One of these connections included his half-brother, who Robert Beverley eventually succeeded as the chief clerk of the General Court, the secretary’s office, and the clerk of James City County. In 1699, he became a member of the House of Burgesses; a role that ended for him in 1706 when Governor Francis Nicholson politically maneuvered to have him stripped of his clerkship. However, through all of Beverley’s political gains and losses, his most notable piece of work would actually come from a book he published towards the end of his political career.

The book is called, “The History and Present State of Virginia in Four Parts,” and was first published in 1705. The work is considered the first published history of a British colony by someone born in North America. It highlights what life was like for Virginians living during that time period and includes stories on politics, Native Americans, agricultural products, and the flora/fauna of the colony.

There’s one story in particular that catches the eye of many who read through the book. It’s a story about a plant that Beverley calls, “The James-Town Weed.” This is a name that supposedly influenced its modern, more common name: “The Jimson Weed”.

Datura Stramonium goes by many common names: devils snare, thorn apple, devils trumpet, and jimson weed. (Courtesy of Wikipedia)

“The James-Town Weed (which resembles the Thorny Apple of Peru, and I take to be the Plant so call’d) is supposed to be one of the greatest Coolers in the World. ” wrote Beverley in his book.

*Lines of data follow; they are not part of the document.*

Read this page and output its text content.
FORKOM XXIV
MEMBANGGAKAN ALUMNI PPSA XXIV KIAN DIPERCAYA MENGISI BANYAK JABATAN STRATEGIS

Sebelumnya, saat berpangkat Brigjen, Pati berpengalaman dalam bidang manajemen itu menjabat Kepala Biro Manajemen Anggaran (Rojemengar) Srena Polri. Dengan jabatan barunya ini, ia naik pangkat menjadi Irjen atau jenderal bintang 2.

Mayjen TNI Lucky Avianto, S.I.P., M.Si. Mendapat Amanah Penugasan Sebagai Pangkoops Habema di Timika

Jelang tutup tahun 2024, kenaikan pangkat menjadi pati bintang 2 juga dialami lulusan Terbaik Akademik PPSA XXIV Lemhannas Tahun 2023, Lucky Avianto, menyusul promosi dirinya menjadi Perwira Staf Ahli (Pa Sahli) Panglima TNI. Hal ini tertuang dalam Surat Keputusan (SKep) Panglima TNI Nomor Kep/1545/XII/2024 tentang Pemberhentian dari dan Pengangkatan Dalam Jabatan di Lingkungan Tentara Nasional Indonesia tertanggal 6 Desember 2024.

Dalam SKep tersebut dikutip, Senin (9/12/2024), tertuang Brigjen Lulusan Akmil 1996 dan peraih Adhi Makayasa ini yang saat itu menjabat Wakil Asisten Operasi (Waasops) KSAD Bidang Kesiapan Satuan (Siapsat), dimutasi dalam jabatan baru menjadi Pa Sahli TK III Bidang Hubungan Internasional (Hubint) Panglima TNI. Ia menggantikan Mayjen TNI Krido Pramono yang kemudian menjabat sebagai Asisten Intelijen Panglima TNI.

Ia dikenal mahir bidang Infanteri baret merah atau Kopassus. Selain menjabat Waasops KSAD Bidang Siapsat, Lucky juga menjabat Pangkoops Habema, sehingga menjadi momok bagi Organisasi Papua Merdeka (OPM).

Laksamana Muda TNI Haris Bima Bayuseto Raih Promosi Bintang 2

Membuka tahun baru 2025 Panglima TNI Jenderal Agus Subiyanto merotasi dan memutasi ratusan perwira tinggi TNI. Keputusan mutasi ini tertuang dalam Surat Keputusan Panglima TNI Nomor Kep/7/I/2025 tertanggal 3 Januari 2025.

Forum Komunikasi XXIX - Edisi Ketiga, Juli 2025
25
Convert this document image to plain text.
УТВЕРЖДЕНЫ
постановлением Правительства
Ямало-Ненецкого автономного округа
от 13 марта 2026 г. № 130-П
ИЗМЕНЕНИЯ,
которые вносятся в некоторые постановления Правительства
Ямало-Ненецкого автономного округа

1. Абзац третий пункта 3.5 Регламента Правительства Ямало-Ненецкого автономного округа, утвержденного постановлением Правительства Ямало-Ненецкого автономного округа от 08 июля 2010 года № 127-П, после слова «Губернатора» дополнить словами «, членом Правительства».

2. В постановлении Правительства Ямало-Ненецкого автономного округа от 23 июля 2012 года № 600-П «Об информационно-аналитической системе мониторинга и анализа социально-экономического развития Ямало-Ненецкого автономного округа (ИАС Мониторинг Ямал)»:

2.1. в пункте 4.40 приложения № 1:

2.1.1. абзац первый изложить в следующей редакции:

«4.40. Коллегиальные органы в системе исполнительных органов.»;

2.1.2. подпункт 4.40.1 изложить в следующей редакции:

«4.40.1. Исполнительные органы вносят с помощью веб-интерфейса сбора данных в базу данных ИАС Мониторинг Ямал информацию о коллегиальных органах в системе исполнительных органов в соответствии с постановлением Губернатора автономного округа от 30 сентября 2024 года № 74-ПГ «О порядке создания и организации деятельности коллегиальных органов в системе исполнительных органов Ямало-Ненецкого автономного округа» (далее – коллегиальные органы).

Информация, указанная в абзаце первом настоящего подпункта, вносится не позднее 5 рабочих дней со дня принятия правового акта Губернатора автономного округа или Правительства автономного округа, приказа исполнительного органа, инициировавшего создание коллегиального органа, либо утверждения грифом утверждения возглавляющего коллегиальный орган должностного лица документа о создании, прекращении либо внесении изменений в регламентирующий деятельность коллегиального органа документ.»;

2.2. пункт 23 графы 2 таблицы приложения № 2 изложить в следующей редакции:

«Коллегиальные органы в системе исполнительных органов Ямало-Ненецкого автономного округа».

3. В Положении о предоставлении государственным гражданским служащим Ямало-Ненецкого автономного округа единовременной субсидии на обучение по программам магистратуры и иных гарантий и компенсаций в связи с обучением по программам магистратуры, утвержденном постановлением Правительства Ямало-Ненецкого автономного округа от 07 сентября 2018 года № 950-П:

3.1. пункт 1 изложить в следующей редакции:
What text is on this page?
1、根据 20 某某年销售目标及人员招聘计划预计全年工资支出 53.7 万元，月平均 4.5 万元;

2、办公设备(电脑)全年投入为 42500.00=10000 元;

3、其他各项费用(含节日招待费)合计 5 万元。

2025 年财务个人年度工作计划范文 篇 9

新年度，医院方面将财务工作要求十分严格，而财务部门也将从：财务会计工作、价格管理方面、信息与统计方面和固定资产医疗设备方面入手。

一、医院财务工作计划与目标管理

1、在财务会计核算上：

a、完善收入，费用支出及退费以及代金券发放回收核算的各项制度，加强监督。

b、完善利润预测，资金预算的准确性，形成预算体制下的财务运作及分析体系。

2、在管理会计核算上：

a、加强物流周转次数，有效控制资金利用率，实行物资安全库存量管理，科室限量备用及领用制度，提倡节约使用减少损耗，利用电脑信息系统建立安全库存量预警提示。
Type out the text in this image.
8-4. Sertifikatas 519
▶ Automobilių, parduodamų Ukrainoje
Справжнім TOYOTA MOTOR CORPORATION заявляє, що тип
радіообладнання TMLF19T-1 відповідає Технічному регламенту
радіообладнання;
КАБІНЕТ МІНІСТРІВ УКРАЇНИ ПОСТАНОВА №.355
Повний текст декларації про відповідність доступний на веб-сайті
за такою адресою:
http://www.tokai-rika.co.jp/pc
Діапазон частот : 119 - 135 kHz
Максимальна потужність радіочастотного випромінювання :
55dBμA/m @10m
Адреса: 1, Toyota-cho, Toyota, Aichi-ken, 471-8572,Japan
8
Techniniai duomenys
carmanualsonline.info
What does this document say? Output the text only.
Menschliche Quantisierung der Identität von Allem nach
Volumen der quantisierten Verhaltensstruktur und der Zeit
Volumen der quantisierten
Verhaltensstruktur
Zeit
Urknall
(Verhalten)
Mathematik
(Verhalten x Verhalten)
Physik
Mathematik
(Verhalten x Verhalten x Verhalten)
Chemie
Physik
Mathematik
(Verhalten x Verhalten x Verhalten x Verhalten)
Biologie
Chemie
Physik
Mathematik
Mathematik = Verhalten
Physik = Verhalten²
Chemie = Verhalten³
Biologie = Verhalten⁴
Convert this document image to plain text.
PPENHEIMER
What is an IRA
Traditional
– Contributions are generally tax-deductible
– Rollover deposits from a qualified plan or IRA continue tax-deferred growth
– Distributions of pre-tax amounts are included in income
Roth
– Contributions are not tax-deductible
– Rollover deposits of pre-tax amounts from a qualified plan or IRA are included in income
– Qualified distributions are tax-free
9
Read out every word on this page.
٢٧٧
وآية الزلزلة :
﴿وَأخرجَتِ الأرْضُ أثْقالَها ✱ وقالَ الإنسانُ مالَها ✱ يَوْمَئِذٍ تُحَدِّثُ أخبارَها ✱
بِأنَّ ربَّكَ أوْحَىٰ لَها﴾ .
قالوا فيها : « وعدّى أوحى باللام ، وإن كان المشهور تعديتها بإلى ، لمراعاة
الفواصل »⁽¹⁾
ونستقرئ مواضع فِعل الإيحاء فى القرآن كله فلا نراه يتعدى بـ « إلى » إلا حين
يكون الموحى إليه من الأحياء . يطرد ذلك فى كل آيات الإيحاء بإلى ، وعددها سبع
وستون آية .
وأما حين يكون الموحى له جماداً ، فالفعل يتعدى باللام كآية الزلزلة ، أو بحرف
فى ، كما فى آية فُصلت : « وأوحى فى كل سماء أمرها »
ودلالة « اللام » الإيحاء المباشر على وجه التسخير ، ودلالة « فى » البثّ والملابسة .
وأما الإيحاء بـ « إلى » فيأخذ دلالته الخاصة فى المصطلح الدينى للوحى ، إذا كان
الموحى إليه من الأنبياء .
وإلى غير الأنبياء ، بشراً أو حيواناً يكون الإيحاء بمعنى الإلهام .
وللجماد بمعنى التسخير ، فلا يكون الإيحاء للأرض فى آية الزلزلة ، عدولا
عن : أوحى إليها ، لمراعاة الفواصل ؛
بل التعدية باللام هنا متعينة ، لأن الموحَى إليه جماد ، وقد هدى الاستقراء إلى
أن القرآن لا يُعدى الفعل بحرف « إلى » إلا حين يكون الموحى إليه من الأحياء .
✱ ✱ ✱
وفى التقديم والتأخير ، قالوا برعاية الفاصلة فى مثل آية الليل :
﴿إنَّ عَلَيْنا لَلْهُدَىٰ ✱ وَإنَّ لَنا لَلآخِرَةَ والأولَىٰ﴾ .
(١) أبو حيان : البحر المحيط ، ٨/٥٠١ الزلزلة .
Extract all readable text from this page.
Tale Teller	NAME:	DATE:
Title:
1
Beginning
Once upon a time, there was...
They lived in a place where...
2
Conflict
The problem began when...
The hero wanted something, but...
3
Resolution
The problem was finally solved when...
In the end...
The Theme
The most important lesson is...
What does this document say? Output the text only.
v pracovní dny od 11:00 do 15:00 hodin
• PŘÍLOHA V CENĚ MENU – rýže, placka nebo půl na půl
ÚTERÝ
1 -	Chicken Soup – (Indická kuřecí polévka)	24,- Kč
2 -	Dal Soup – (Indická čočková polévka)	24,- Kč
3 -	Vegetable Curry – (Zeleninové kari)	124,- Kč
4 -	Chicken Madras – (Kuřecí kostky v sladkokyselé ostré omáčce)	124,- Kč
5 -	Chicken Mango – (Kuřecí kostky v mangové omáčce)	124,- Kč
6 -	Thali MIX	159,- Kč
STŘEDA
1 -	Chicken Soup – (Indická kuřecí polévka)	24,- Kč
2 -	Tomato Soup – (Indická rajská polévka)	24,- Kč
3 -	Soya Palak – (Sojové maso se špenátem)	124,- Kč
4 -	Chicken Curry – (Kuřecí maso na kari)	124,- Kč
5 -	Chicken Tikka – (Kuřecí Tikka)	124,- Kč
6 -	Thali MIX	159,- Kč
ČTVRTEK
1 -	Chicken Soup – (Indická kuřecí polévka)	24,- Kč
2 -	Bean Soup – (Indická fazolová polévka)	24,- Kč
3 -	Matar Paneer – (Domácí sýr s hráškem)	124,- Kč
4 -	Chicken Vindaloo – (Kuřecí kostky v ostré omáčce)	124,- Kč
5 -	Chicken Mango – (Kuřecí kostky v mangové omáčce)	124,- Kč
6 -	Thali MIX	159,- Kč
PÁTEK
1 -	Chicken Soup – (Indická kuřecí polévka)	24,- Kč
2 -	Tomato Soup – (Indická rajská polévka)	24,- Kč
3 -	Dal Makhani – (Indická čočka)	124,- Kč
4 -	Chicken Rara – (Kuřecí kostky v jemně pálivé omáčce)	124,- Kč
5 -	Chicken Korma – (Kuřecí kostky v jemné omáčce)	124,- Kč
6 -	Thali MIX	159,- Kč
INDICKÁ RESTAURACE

Beverley calling it one of the greatest coolers in the world might have been an understatement. Botanists now know that consumption of the Jimson Weed causes an intoxication that produces a kind of delirium where the effects have been reported of being similar to schizophrenia and dissociative disorder.

Of course, colonists didn’t fully understand the chemically-toxic effects of the plant when this event supposedly took place, which was around the same time Bacon’s Rebellion, which occurred from 1675 to 1676.

A group of unsuspecting British soldiers were sent to the Virginia colony to “pacify the troubles of Bacon.” The group, according to Beverley, gathered the plant for a boiled salad and then some of them ate, as Beverley described, “plentifully of it. The Effect of which was a very pleasant comedy.”

The British troops that consumed the Jimson Weed slowly started to act as though they, too, were losing their minds. With each passing hour, they fell deeper into apparent insanity. They completely disassociated from reality and they felt the effects for eleven days.

“[For] they turn’d natural fools on it for several days: One would blow up a feather in the Air; another would dart straws at it with much furt; and another stark naked was sitting up in a corner, like a monkey, grinning and making mows at them; a fourth would fondly kiss, and paw his companions, and snear in their faces, with a countenance more antick, than any in a dutch droll.” wrote Beverley.

When the toxic conditions finally wore off, the British troops who consumed the Jimson Weed had no recollection of any of the events that happened during those eleven days.

“In this franktick condition they were confined, left they should in their folly destroy themselves; though it was observed, that all their actions were full of innocence and good nature,” wrote Beverley. “Indeed, they were not very cleanly; for they would have wallow’d in their excrements, if they had not been prevented. A thousand such simple trick they play’d, and after eleven days, return’d to themselves again, not remembering anything that had passed.”

Though this is a footnote on the grand history of Virginia and, more specifically, Jamestown, it is also a cautionary tale to not ingest any plant that you can’t identify in the wilderness. The Jimson Weed is now understood for containing dangerous levels of tropane alkaloids atropine, hyoscyamine, and scopolamine. All of which are classified as deliriants or anticholinergics.

Beverley lived out the rest of his days somewhere near the head of Mattaponi River where he was known to tend to a vineyard on his property. He died on April 22, 1722, at his estate in King and Queen County.